Hi Rob,
Rob Landley wrote:
On Tuesday 10 June 2008 02:54:32 Sam Ravnborg wrote:
(Maybe I _am_ the only person who still cares about
building on a host without perl. If I wasn't, somebody else would have
acked the patch...)
perl is pretty standard
An implementation is not the same thing as a standard. If you mean "there is
one implementation everybody uses, ala excel and Word, and even the Perl guys
can't reproduce it from scratch as parrot showed", then you're using a
different definition of the word "standard" than I am.
Or do you mean it comes preinstalled on most modern systems, the way Windows
does, and who could object to that?
I know from experience that it's an _amazing_ pain to try to cross compile the
sucker...
Ain't that the truth!
and I fail to see the benefits of avoiding it.
For embedded development I see even less benefits as I assume
any sane embedded development environment are based on a
cross-toolchain so you do the build on a high perfomance box.
Building everything for my arm board on the arm board would be a disater
for example.
I build everything for my arm board natively, on an arm system running under
qemu, calling out to the cross compiler via distcc to accelerate the limited
parts of the process that cross compiling doesn't actually break. To get to
that point, I cross compile just enough to get a native development
environment, and then I avoid cross compiling from then on because it's an
enormous source of complexity and random breakage.
Random breakage?
I did this because throwing hardware at the problem is cheaper than throwing
engineering time at the problem, because Moore's Law is on my side, and
Are you sure about that?
How well does qemu do SMP? At all?
Modern x86 and friends are getting most new performance from
more cores. A cross compile today can take advantage of those
for the most part. Your emulated system probably can't.

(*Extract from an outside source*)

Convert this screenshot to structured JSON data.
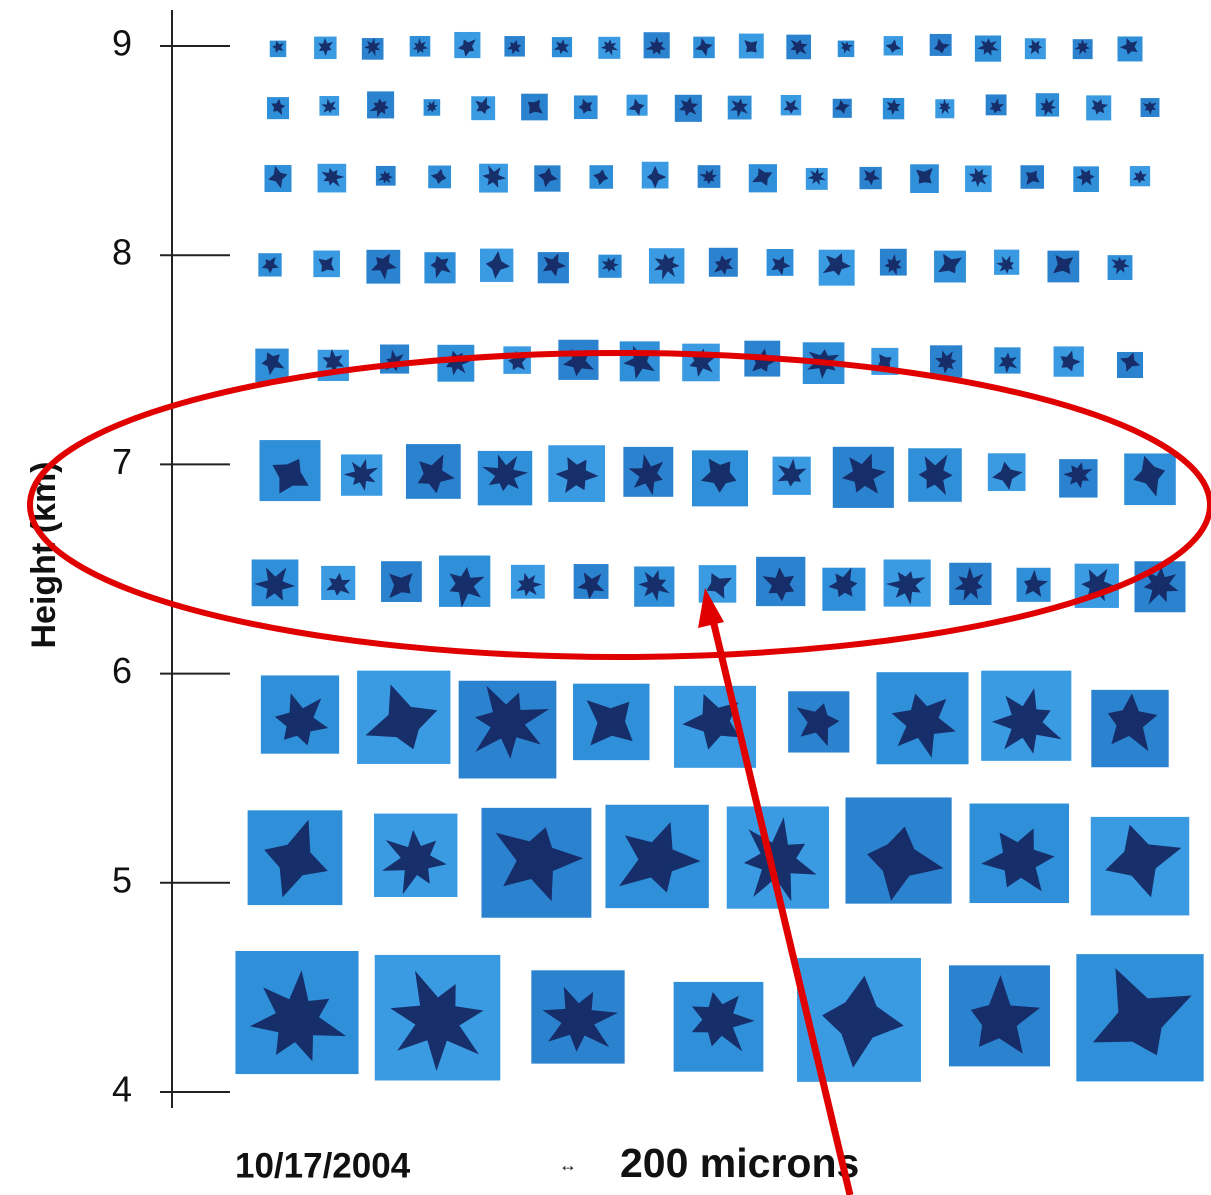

An order of magnitude compile time (or more) for a native build
is quite a high price to pay :-)
Regards
Greg
because I find native compiling (where possible) more straightforward and
conceptually cleaner.
Before 2.6.25, I had a complete self-bootstrapping environment with seven
packages (busybox, uClibc, make, gcc, binutils, bash, and linux). Building
glibc needs perl, if you're using a uClibc based system you may _never_ need
Perl, and could go up through Linux From Scratch and beyond to a fairly
powerful system.
I can probably natively build perl under the mini-native environment running
inside qemu, but it wasn't needed before and there really wasn't a good
reason to add it. The task being performed and the build dependency brought
in to perform it are hugely disproportionate.